In August 2006, Obama visited his father's hometown in Kenya, and promised assistance to Senator Obama Kogelo Secondary School -- built on land donated by his grandfather and renamed in his honor in 2005. Michelle Malkin updates the narrative with this story from the Evening Standard of London:
After addressing the pupils, a third of whom are orphans, and dancing with them as they sang songs in his honour, he was shown a school with four dilapidated classrooms that lacked even basic resources such as water, sanitation and electricity. . . .
[Principal Yuanita] Obiero was not the only one to think that the US Senator from Illinois, who had recently acquired a $1.65 million house in Chicago, would cough up. Obama's own grandmother Sarah confidently told reporters before his visit: "When he comes down here, he will change the face of the school and, believe me, our poverty in Kogelo will be a thing of the past." . . .

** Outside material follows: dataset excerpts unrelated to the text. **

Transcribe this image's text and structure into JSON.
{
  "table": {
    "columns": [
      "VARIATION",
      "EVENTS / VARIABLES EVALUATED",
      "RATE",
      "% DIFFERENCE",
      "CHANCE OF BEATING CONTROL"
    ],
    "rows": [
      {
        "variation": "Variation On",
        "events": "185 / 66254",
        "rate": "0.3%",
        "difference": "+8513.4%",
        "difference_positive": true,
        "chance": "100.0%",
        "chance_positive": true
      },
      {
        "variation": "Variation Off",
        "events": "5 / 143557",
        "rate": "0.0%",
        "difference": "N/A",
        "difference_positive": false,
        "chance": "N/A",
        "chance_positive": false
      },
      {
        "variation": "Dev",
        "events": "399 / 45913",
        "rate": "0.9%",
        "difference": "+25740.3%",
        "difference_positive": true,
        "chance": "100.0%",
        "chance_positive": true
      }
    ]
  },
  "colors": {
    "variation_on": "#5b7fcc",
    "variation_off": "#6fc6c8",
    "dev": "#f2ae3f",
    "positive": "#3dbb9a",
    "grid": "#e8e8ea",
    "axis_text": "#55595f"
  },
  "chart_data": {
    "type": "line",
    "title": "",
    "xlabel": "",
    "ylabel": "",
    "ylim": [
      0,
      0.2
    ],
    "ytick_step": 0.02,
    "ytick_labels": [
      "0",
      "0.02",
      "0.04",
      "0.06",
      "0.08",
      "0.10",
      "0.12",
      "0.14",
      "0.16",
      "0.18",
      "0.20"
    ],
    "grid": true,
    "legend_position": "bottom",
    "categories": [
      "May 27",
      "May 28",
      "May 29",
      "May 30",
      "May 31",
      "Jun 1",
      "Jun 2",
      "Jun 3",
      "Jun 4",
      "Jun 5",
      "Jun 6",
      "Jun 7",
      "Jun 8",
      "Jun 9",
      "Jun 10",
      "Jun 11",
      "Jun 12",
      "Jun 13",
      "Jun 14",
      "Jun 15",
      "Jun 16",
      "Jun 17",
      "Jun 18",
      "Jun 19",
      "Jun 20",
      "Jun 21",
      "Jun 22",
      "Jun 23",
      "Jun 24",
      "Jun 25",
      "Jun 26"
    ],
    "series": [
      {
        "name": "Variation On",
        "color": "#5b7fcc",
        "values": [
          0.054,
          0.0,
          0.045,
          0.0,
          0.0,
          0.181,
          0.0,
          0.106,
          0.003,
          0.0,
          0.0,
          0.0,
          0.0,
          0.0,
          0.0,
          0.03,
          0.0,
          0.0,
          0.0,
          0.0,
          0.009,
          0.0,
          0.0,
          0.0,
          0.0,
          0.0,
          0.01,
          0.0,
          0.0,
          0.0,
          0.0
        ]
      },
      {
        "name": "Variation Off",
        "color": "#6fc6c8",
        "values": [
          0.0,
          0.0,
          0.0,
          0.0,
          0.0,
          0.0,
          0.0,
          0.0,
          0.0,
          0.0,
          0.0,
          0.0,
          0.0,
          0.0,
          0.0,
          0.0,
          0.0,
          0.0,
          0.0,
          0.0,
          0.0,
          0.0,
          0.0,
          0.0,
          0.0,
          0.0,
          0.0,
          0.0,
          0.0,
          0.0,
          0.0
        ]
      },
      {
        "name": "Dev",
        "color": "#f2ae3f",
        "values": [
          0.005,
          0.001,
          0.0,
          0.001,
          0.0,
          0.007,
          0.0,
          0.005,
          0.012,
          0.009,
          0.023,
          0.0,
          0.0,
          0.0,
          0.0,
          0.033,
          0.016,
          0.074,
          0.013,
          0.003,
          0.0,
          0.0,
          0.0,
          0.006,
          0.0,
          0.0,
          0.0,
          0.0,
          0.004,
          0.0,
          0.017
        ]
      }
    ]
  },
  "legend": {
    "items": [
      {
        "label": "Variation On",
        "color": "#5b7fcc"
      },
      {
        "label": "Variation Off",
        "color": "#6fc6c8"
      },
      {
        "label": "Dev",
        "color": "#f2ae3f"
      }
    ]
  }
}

Yet there is disappointment and hurt here, too. Granting us access to the school and its records, Principal Obiero, 48, tells us: "Senator Obama has not honoured the promises he gave me when we met in 2006 and in his earlier letter to the school. He has not given us even one shilling. But we still have hope."
A charity to help fund the school has been set up by conservative blogger Baldilocks, and you can send money online via credit card.